愛媛県作成のメモには、安倍首相と30年来の友人である加計理事長が会食した際、当時の下村文部科学相の「加計学園は課題への回答もなく、けしからんという発言が話題になった」と記録されていた。

これが、仮に事実であった場合、安倍首相は2017年、うその答弁をしていた可能性が浮上するが...。
自民・下村元文科相は、「非常に驚いたし、迷惑です。
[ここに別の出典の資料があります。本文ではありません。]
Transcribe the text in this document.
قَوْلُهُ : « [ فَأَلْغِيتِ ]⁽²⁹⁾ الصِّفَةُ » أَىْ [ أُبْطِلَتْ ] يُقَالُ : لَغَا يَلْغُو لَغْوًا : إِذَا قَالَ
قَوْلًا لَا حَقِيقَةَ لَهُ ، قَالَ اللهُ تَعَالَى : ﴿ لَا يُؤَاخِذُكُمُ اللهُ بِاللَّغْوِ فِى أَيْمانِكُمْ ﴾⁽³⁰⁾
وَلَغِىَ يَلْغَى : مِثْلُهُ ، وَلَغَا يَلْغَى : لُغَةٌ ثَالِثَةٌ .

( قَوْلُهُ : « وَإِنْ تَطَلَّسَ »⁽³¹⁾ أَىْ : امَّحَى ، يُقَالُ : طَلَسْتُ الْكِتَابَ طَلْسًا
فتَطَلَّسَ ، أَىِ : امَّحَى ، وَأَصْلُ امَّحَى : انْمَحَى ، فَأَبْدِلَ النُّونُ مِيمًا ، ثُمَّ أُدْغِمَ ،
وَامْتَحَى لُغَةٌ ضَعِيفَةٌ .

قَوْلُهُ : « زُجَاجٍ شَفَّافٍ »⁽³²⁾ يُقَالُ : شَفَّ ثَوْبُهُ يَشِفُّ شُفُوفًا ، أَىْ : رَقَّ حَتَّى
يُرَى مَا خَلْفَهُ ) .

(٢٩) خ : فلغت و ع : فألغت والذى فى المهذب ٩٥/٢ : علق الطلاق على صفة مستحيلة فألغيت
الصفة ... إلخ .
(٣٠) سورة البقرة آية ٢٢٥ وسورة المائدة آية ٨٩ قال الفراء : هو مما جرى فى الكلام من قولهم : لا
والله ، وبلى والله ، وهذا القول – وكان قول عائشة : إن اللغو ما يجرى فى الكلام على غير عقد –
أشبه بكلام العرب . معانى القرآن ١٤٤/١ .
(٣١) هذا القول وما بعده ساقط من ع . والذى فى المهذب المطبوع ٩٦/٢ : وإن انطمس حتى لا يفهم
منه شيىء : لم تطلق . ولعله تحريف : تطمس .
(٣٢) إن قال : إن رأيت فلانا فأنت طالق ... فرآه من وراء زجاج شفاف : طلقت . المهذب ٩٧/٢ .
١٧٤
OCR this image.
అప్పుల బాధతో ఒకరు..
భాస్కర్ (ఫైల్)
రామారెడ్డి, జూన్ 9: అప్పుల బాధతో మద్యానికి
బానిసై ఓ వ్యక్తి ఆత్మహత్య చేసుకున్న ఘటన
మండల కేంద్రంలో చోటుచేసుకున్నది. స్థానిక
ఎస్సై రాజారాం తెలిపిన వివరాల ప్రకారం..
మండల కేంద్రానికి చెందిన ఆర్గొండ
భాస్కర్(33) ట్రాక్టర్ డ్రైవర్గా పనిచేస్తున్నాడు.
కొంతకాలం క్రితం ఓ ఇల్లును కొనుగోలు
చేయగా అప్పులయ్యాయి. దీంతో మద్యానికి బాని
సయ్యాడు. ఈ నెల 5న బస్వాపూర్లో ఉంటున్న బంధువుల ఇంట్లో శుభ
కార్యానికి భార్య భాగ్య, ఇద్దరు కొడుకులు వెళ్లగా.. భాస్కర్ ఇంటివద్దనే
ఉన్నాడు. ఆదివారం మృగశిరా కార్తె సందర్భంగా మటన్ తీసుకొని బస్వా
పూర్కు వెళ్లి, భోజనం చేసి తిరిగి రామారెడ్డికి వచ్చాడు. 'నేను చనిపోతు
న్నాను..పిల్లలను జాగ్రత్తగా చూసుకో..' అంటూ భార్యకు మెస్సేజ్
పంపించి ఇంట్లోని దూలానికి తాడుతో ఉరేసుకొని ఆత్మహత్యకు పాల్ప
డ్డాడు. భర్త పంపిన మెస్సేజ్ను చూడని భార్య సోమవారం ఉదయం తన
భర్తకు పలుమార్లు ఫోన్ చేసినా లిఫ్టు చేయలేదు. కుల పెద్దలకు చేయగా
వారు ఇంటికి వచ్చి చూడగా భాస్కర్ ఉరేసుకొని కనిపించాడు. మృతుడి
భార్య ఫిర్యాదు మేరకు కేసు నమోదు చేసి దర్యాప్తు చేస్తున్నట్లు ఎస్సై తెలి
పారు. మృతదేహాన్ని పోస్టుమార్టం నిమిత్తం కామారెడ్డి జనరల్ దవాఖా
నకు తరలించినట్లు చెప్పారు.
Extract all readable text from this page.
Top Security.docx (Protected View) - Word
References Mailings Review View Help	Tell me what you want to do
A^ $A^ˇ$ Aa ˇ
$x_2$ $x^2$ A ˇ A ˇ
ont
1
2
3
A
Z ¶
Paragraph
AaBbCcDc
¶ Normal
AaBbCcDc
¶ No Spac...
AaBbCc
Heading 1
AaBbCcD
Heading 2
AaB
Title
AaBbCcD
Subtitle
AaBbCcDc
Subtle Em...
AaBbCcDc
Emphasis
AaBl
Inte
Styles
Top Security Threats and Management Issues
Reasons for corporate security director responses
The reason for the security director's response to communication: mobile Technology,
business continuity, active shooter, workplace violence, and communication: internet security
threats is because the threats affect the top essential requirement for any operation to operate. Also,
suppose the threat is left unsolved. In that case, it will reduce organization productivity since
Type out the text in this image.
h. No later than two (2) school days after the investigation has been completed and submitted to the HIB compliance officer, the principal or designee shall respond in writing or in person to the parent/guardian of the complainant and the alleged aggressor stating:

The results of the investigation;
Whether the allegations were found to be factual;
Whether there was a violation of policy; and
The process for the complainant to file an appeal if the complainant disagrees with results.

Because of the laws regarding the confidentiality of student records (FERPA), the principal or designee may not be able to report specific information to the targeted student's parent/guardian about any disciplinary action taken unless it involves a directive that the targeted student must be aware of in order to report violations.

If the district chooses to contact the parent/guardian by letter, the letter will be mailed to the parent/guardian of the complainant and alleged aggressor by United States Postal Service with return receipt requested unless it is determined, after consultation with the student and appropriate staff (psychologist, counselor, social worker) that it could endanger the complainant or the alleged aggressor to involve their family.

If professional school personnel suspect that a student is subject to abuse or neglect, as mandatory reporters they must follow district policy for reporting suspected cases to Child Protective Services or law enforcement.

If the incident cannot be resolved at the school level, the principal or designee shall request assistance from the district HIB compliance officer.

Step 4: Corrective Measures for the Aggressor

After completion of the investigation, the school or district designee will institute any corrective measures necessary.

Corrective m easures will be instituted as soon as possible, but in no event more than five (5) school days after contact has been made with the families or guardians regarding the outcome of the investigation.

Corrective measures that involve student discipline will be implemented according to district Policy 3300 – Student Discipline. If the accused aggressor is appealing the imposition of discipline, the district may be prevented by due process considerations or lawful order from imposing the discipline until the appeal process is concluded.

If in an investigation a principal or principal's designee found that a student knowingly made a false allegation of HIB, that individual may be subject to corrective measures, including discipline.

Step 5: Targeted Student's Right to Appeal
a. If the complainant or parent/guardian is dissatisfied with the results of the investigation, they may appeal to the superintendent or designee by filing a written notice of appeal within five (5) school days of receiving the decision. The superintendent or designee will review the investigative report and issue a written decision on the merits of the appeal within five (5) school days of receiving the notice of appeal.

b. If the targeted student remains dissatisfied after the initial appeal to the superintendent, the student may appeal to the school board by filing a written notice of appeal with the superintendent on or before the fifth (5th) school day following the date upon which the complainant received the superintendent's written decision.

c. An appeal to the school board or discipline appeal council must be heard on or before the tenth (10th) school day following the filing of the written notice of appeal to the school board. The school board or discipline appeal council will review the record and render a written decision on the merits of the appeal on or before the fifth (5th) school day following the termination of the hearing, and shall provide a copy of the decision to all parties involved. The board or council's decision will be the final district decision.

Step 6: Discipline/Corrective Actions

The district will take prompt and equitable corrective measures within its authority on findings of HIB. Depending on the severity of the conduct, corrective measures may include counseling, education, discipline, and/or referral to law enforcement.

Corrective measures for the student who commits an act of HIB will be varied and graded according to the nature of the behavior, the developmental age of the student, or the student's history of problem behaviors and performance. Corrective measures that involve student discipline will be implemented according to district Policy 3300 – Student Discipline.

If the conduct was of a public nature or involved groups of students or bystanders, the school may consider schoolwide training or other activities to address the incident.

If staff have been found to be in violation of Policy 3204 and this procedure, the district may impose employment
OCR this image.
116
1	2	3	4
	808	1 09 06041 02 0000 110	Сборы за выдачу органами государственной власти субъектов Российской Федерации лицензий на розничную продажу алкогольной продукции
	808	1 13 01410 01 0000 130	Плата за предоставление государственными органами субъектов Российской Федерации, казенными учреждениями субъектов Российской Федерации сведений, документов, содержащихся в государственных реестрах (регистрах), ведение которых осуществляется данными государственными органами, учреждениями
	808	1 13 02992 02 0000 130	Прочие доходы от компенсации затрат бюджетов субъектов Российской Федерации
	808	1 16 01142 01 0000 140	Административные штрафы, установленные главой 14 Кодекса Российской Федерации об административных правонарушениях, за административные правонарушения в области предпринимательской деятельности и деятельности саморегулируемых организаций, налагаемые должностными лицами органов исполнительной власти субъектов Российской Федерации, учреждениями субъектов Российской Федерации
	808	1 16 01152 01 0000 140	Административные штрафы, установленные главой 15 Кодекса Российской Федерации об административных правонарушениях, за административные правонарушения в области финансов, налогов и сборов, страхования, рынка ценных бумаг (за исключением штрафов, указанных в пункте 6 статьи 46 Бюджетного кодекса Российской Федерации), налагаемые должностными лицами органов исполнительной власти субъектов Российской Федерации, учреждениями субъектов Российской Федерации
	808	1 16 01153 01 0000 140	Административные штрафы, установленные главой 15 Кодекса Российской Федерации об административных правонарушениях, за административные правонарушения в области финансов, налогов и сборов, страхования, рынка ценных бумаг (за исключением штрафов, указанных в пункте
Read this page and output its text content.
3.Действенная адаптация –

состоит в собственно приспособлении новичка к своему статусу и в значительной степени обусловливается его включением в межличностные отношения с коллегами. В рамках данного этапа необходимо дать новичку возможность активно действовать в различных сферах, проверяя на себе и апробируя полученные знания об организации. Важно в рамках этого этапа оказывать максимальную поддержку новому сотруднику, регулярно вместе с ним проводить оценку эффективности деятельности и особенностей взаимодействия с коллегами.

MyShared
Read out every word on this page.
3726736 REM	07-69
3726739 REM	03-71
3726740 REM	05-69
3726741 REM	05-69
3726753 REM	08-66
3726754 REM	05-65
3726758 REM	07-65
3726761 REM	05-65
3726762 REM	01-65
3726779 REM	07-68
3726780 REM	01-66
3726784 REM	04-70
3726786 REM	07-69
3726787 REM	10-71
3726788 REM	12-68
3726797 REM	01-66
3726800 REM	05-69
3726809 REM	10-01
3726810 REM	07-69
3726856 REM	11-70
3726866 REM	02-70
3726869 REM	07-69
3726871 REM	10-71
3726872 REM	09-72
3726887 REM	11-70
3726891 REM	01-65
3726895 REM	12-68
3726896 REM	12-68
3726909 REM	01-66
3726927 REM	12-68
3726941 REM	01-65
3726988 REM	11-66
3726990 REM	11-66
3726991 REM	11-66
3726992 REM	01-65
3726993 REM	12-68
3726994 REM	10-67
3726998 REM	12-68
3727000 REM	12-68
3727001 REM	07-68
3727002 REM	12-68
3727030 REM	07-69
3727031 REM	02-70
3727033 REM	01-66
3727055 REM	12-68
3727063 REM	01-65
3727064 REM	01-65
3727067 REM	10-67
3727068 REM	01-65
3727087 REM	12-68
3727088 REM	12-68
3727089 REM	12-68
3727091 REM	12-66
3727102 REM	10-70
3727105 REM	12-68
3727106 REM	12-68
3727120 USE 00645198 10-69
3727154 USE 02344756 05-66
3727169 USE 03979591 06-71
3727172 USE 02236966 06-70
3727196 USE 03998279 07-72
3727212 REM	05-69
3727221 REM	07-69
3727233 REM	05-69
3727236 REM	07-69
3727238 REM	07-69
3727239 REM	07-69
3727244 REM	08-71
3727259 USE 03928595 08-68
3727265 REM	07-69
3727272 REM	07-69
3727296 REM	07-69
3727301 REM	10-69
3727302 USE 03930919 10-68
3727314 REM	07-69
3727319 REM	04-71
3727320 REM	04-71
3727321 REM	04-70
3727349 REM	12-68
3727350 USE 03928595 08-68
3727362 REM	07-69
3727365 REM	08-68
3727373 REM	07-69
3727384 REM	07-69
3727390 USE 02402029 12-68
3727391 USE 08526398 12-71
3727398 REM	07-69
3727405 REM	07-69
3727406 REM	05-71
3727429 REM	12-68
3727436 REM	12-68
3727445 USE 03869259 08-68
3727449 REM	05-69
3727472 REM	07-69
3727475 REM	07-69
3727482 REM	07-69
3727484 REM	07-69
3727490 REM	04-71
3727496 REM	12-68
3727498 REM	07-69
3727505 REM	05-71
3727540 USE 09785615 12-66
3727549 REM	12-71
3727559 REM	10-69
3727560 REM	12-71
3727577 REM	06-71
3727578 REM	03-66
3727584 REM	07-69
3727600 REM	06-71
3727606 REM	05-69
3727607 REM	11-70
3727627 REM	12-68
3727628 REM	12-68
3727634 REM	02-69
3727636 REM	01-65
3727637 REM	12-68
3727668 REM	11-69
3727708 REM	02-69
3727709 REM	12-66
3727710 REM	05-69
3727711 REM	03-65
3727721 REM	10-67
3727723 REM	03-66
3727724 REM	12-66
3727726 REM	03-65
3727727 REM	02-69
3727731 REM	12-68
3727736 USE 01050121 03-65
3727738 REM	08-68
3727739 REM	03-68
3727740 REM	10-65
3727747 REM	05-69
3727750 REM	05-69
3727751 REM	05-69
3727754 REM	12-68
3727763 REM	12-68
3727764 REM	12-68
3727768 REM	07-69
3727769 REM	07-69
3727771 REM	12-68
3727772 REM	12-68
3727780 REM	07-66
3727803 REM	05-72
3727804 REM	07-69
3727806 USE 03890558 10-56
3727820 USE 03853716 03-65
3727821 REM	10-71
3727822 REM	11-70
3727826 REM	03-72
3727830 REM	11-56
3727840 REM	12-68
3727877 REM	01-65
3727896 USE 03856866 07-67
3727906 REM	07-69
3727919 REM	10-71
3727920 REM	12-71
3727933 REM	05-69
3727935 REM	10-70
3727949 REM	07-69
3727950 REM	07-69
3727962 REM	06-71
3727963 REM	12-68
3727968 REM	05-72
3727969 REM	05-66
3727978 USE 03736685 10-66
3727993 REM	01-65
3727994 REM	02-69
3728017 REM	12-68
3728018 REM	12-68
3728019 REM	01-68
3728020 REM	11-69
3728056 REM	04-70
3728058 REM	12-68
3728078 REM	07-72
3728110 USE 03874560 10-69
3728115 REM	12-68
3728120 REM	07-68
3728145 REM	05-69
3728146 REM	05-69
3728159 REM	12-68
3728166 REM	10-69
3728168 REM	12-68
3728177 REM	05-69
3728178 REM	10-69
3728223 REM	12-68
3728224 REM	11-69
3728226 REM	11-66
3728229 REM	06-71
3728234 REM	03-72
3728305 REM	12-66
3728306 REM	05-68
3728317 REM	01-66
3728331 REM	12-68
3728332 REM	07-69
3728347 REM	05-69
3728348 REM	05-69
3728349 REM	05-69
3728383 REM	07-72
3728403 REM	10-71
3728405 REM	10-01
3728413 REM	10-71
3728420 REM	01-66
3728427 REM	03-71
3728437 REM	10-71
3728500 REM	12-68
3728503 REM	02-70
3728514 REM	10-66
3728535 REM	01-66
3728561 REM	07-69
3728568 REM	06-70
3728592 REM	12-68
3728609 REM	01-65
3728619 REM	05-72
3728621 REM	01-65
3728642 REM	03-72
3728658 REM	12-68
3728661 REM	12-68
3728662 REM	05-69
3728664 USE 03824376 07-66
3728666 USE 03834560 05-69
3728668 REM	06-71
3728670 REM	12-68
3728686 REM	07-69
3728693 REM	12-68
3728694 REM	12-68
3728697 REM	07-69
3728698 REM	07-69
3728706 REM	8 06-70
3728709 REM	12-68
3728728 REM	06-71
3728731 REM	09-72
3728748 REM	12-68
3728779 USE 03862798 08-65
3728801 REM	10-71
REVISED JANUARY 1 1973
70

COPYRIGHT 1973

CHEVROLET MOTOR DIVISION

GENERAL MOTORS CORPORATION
けしからんと発言したことは、全くありません」と、当の本人は発言を否定。

しかし、気になることが1つある。

首相官邸で、愛媛県の職員と柳瀬氏の面会があったとされているのは、2015年4月2日午後3時。

その同じ日の午後3時35分。
総理動静によると、下村氏が、文科事務次官とともに官邸を訪れていた。
理由はわかっていない。

2017年6月16日、社民党の福島副党首が、「加計 孝太郎さんが今治市に獣医学部をつくりたいというのは、いつから知っていましたか?」とただすと、安倍首相は、「国家戦略特区に申請すれば、わたしの知り得るところになるということでございます」と述べていた。

安倍首相は当初、2015年6月4日の申請の時点で知ることとなったと答弁していた。

ところが、そのおよそ1カ月後...。

安倍首相は「少しわたしも混同があったことは、おわびをしなければならない」、「申請を決定する段階であり、それは1月20日であったということ」と、知った時期を当初より1年半もずらし、2017年1月20日と修正した。

そして、11日の国会で、安倍首相は「まずは、わたしは、今治市が獣医学部新設を提案していることを知った、1月20日に諮問会議で認定することになり、その際、わたしは初めて加計学園の計画について承認した」、「すみません、承知をしたところでございます」と、今治市から提案があったことを知っていたものの、それが加計学園だったことは、2017年の1月20日に知ったと、あらためて説明した。

渦中の1人となった柳瀬氏については、与党内でも、国会招致を視野に検討する動きが出ている。